The driving force of private sector innovation is strong IP rights. These provide companies the incentive to invest billions each year into finding new cures. Europe is a global center for innovation, with some 35 billion euros invested into R&D in 2017 alone. New treatments and cures are always going to be needed, whether it is to contain communicable disease outbreaks like Ebola or the Coronavirus or treat non-communicable diseases like heart disease and diabetes. We want a system that incentivizes companies to invest more into research, not less.
Governments and the WHO cannot achieve UHC alone, especially in low- to middle-income countries. The private sector provides up to 80% of health care in many developing countries so it is impossible to ignore the private sector when seeking to expand health coverage there. When so many people get access to care through the private sector, it only makes sense that the public and private sectors should work together to tackle barriers to health care.
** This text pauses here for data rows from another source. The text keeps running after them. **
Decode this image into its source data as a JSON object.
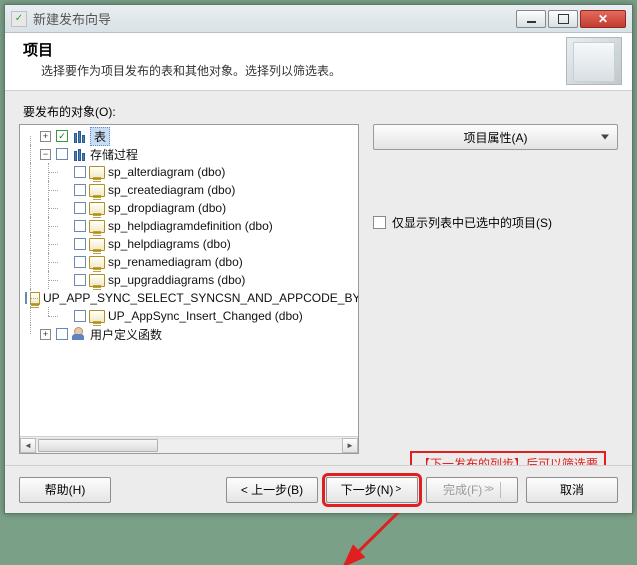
{
  "window": {
    "title": "新建发布向导"
  },
  "header": {
    "heading": "项目",
    "subheading": "选择要作为项目发布的表和其他对象。选择列以筛选表。"
  },
  "objects_label": "要发布的对象(O):",
  "tree": {
    "root_tables": "表",
    "root_procs": "存储过程",
    "root_udf": "用户定义函数",
    "procs": [
      "sp_alterdiagram (dbo)",
      "sp_creatediagram (dbo)",
      "sp_dropdiagram (dbo)",
      "sp_helpdiagramdefinition (dbo)",
      "sp_helpdiagrams (dbo)",
      "sp_renamediagram (dbo)",
      "sp_upgraddiagrams (dbo)",
      "UP_APP_SYNC_SELECT_SYNCSN_AND_APPCODE_BY_",
      "UP_AppSync_Insert_Changed (dbo)"
    ]
  },
  "right": {
    "prop_button": "项目属性(A)",
    "only_selected": "仅显示列表中已选中的项目(S)"
  },
  "tooltip": "【下一发布的列步】后可以筛选要",
  "footer": {
    "help": "帮助(H)",
    "back": "< 上一步(B)",
    "next_prefix": "下一步(N)",
    "finish_prefix": "完成(F)",
    "cancel": "取消"
  }
}
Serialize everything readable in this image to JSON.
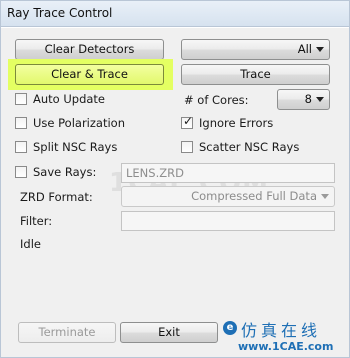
{
  "window": {
    "title": "Ray Trace Control"
  },
  "buttons": {
    "clear_detectors": "Clear Detectors",
    "clear_and_trace": "Clear & Trace",
    "trace": "Trace",
    "terminate": "Terminate",
    "exit": "Exit"
  },
  "detector_select": {
    "value": "All"
  },
  "options": {
    "auto_update": {
      "label": "Auto Update",
      "checked": false
    },
    "use_polarization": {
      "label": "Use Polarization",
      "checked": false
    },
    "ignore_errors": {
      "label": "Ignore Errors",
      "checked": true
    },
    "split_nsc_rays": {
      "label": "Split NSC Rays",
      "checked": false
    },
    "scatter_nsc_rays": {
      "label": "Scatter NSC Rays",
      "checked": false
    },
    "save_rays": {
      "label": "Save Rays:",
      "checked": false
    }
  },
  "cores": {
    "label": "# of Cores:",
    "value": "8"
  },
  "save_rays_file": {
    "value": "LENS.ZRD"
  },
  "zrd_format": {
    "label": "ZRD Format:",
    "value": "Compressed Full Data"
  },
  "filter": {
    "label": "Filter:",
    "value": ""
  },
  "status": {
    "text": "Idle"
  },
  "watermark": {
    "text": "1CAE.COM"
  },
  "brand": {
    "badge": "e",
    "title": "仿真在线",
    "url": "www.1CAE.com"
  },
  "colors": {
    "highlight": "#e4ff62",
    "brand": "#1e6fb5"
  }
}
To achieve tangible impact that improve people’s lives, member states at this year’s WHO EB must avoid pointing the finger at IP rights as a barrier to care. Instead, they should explore practical and concrete steps to address barriers to care such as taxes and tariffs, poor infrastructure, expensive and inefficient supply chains, and insufficient public investment in health care.
WHO EB member states have an opportunity to make real progress on global health goals by further committing themselves to public-private collaboration. Universal health care cannot be accomplished without the private sector.